Ce matin, je monte avec Kaji à Lukla pour visiter le monastère et regarder les touristes débarquer de leurs avions, avant qu’ils ne se lancent dans leur trek pour le « Everest Base Camp » (puisqu’ils ne connaissent que ça !).
Le trajet vers Lukla se fait par un chemin que je ne connais pas. C’est le chemin qu’emprunte tous les matins Kaji pour aller au monastère. Sur le trajet, il m'explique que c'est son papa qui a gravé ce rocher de Mantra et qu'il a repeint le rocher l'année passée.
Un bon 30 minutes plus tard, nous sommes presque en haut et Kaji me fait voir un beau panorama découvrant la vallée qui va vers Namche.
Lukla et le monastère ne sont plus très loin, mais avant d'y arriver, nous devons encore longer un long Mur Manis.
Nous arrivons au monastère.


La visite peut commencer. Accompagné de Kaji, qui possède toutes les clés, j'ai l'occasion de visiter toutes les pièces du monastère.
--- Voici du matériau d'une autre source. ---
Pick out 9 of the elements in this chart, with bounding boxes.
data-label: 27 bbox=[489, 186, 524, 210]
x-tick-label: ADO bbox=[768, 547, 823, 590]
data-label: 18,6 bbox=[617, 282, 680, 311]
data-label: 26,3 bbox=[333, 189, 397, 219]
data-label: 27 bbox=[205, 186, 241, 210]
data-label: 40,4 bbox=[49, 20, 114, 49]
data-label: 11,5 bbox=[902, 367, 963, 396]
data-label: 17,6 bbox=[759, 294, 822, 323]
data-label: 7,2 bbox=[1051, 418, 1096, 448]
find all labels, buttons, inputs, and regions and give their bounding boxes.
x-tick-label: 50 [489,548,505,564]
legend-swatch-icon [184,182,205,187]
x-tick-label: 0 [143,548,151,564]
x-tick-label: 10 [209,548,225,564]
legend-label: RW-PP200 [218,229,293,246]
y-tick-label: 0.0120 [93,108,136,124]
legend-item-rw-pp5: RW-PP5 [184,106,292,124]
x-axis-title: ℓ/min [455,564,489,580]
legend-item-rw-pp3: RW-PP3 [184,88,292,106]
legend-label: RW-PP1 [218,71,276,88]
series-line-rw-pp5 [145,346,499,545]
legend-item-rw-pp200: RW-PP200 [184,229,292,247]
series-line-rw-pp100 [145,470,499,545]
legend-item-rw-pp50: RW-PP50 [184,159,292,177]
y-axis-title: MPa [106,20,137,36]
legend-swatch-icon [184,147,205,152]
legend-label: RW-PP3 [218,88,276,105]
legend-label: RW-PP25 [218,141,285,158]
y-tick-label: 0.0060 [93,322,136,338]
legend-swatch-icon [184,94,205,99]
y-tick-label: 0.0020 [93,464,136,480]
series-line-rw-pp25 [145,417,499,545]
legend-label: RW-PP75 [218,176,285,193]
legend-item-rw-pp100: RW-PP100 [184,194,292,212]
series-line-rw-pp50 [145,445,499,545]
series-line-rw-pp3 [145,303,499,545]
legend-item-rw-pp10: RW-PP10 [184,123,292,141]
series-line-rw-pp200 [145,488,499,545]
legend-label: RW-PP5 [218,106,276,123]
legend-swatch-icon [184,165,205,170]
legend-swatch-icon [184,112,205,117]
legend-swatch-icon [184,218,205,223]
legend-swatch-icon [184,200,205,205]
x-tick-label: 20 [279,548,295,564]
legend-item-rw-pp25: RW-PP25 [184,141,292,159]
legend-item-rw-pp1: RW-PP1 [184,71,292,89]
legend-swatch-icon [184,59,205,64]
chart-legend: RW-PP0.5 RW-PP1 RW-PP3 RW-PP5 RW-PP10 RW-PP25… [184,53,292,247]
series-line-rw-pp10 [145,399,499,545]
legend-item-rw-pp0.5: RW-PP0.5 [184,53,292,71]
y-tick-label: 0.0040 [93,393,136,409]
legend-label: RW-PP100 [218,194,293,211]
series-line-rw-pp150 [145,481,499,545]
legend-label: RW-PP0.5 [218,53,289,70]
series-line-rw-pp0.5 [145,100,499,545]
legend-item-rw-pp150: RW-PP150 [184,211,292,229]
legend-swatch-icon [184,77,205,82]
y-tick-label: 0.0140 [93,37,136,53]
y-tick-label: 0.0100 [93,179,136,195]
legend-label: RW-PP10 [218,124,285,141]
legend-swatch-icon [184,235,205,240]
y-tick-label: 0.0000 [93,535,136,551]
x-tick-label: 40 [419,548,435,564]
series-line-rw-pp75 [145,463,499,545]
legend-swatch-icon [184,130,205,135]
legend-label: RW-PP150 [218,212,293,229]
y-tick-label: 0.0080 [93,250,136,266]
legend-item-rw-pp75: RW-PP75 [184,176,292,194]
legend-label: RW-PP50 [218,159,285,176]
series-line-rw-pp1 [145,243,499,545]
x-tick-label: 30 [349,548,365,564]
Ce monastère n'est pas très grand, mais il y a quand même des choses intéressantes.
Comme ces deux dessins muraux.
La visite terminée, nous allons maintenant rendre visite à un enfant qui est une réincarnation du grand lama Nawaing Tele Kunkep. L’enfant, vu son jeune âge, vit encore chez ses parents et ce n’est que dans quelques années qu’il partira dans le sud de l’Inde pour y étudier dans un grand monastère et revenir ensuite au monastère de Lukla. En chemin, je profite pour faire une photo d'une statue d'un Bouddha se trouvant derrière une vitre. Avec les reflets des nuages sur la vitre, cela donne un bel effet.
Ensuite, petit tour à l’aéroport.
L'aéroport est asphalté et seulement accessible aux
hélicoptères, aux petits avions au décollage et atterrissage courts comme le
DHC-6 Twin Otter ou le Dornier 228. La piste a une inclinaison de 12 % et une
largeur de 20 m pour une longueur de 527 m. La pente de 12% permet d'accélérer
ou de décélérer rapidement l'avion, mais elle requiert des compétences
professionnelles en raison de la courte piste disponible. Ce qui donne aucun
droit à l’erreur pour les pilotes.
La majorité des vols sont effectués le matin lorsque les
conditions météorologiques sont optimales, mais il est courant que des retards
surviennent sous l'influence du brouillard et des nuages, car les pilotes volent à
vue puisqu’ils ne disposent pas de pilote automatique. Voilà pourquoi cet
aéroport est considéré comme étant le plus dangereux au monde. Même s’il faut relativiser
cette considération car l’aéroport n’a connu "que" seulement cinq accidents, avec
un seul accident commercial mortel depuis 2008 qui a entraîné 18 décès.
Puis Kaji me dit qu'il doit passer à l'hôpital, je vais donc avec lui. Lorsque l'on passe l'entrée principale, je rencontre la femme de Lhakpa Sherpa de la View Point Guest House de Bengkar qui est ici car elle est grand-mère pour la première fois.
Je fais quelques photos que j'envoie via WhatsApp directement à Lhakpa, resté à la GH.
Ils s'apprêtent d'ailleurs à rentrer à Bengkar avec le bébé dans un couffin.
Entre Lukla et Bengkar, il y a quand même 11 km !!
Les voilà partis ......... Il est difficile d'imaginer cela en occident.
Au passage, je donne rendez-vous à Cheki demain à la GH.
Retour à Musey par la rue principale de Lukla et ensuite par le même chemin qu'à l'aller.
Où le transport sur le chemin de Namche continue.
Ce soir, pour le repas, ce sera des momos.
Et des momos maison, cela se prépare avec application.
Pour une dégustation succulente.
Belle dernière soirée avant de partir à Bengkar. Merci la famille.
Famille qui n'est pas complète, puisque la fille ainée est à Kathmandu pour ses études universitaires.